Jurídico
23/07/2013 15:30 - Quase metade do ajuste se dá no recálculo do ressarcimento ao INSS
Explicação foi dada pela ministra do Planejamento, Miriam Belchior.
Impacto da desoneração da folha será menor que o previsto, disse.
A ministra do Planejamento, Orçamento e Gestão, Miriam Belchior, informou nesta segunda-feira (22) que quase metade (R$ 4,4 bilhões) do corte adicional de R$ 10 bilhões na peça orçamentária de 2013 se dará, unicamente, pelo recálculo no ressarcimento ao Instituto Nacional do Seguro Social (NSS) no processo de desoneração da folha de pagamentos.
Atualmente, mais de 40 setores da economia já estão beneficiados pela desoneração da folha de pagamentos. Ao invés de pagarem uma alíquota patronal de 20% sobre o salário dos seus trabalhadores ao INSS, os setores beneficiados estão sendo cobrados com uma contribuição sobre o faturamento, que varia de 1% a 2%.
Para que o déficit do INSS não cresça por conta desta desoneração, o Tesouro Nacional se comprometeu a repassar a chamada "renúncia fiscal" (perda de arrecadação por conta da medida) à Previdência Social. Segundo informou a ministra Miriam Belchior, houve um recálculo do ressarcimento no valor de R$ 4,4 bilhões - inseridos nas chamadas despesas obrigatórias.

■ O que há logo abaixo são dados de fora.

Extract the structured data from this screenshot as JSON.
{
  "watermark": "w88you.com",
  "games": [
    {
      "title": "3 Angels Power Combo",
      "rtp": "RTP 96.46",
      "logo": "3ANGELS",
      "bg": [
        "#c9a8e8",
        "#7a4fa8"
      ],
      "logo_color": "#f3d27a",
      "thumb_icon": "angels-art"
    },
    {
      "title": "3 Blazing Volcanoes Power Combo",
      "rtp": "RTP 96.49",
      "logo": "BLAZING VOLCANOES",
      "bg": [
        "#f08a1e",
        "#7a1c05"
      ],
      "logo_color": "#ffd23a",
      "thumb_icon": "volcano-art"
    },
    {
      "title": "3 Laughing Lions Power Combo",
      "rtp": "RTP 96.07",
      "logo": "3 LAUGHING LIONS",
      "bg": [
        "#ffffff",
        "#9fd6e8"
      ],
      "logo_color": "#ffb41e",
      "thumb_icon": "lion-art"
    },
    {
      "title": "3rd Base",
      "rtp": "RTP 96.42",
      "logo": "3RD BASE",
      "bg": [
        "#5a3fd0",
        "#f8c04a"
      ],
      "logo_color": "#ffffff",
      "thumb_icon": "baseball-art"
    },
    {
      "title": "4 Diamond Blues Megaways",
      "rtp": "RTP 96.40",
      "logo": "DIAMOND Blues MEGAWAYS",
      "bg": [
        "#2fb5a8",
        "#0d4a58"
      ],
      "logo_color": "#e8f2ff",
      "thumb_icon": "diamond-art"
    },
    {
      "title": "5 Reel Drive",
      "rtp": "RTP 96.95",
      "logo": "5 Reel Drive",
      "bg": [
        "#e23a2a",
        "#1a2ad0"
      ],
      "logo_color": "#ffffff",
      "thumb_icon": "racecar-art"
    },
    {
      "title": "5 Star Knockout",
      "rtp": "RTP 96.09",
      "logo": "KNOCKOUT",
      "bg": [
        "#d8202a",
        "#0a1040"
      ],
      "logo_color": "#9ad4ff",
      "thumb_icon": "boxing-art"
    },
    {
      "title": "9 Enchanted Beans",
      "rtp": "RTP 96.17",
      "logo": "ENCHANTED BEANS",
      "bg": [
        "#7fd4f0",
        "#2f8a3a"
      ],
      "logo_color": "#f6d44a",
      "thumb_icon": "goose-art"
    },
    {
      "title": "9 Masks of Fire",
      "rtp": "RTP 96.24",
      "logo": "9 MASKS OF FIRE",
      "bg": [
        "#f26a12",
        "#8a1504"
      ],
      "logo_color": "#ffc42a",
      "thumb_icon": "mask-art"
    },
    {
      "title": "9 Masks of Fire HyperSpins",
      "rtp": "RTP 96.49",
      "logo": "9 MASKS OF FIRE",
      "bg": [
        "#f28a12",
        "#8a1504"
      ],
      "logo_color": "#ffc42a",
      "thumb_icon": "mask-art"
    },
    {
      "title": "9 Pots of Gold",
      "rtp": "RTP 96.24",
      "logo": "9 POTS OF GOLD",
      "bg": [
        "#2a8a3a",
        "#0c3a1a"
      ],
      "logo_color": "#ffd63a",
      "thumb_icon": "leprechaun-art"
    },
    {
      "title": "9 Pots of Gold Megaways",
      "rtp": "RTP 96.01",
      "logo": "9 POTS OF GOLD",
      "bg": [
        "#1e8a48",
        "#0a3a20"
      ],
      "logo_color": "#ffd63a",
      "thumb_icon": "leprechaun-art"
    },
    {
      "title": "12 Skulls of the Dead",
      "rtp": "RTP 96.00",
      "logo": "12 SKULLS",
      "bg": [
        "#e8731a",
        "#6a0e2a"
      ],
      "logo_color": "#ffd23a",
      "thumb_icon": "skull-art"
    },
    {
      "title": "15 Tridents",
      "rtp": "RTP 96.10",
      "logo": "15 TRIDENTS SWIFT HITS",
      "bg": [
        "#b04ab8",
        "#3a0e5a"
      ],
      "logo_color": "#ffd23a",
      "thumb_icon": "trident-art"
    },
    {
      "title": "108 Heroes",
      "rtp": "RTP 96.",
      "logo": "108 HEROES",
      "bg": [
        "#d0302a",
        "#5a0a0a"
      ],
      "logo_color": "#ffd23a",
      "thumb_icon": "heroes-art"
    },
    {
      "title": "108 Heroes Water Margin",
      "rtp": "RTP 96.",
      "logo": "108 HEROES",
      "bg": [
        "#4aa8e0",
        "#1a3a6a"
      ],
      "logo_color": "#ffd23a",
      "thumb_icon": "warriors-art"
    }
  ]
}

"Quando a gente fez a previsão, em agosto do ano passado, achávamos que teríamos um impacto em 2013. Já percebemos que, em seis meses de execução [do processo de desoneração da folha de pagamentos neste ano], este impacto não é do mesmo tamanho. A gente percebe que há uma defasagem em relação ao previsto. É possível reduzir a despesa neste ano. Poderá servir como reserva para cobrir um eventual resultado menor dos estados e municípios", declarou Miriam Belchior a jornalistas.
Ela acrescentou ainda que há alguns dos gastos, principalmente relativos a sentenças judiciais, que "acreditamos que não se realizarão nem agora e nem depois" - o que também impactou para baixo o recálculo do pagamento a ser feito ao INSS.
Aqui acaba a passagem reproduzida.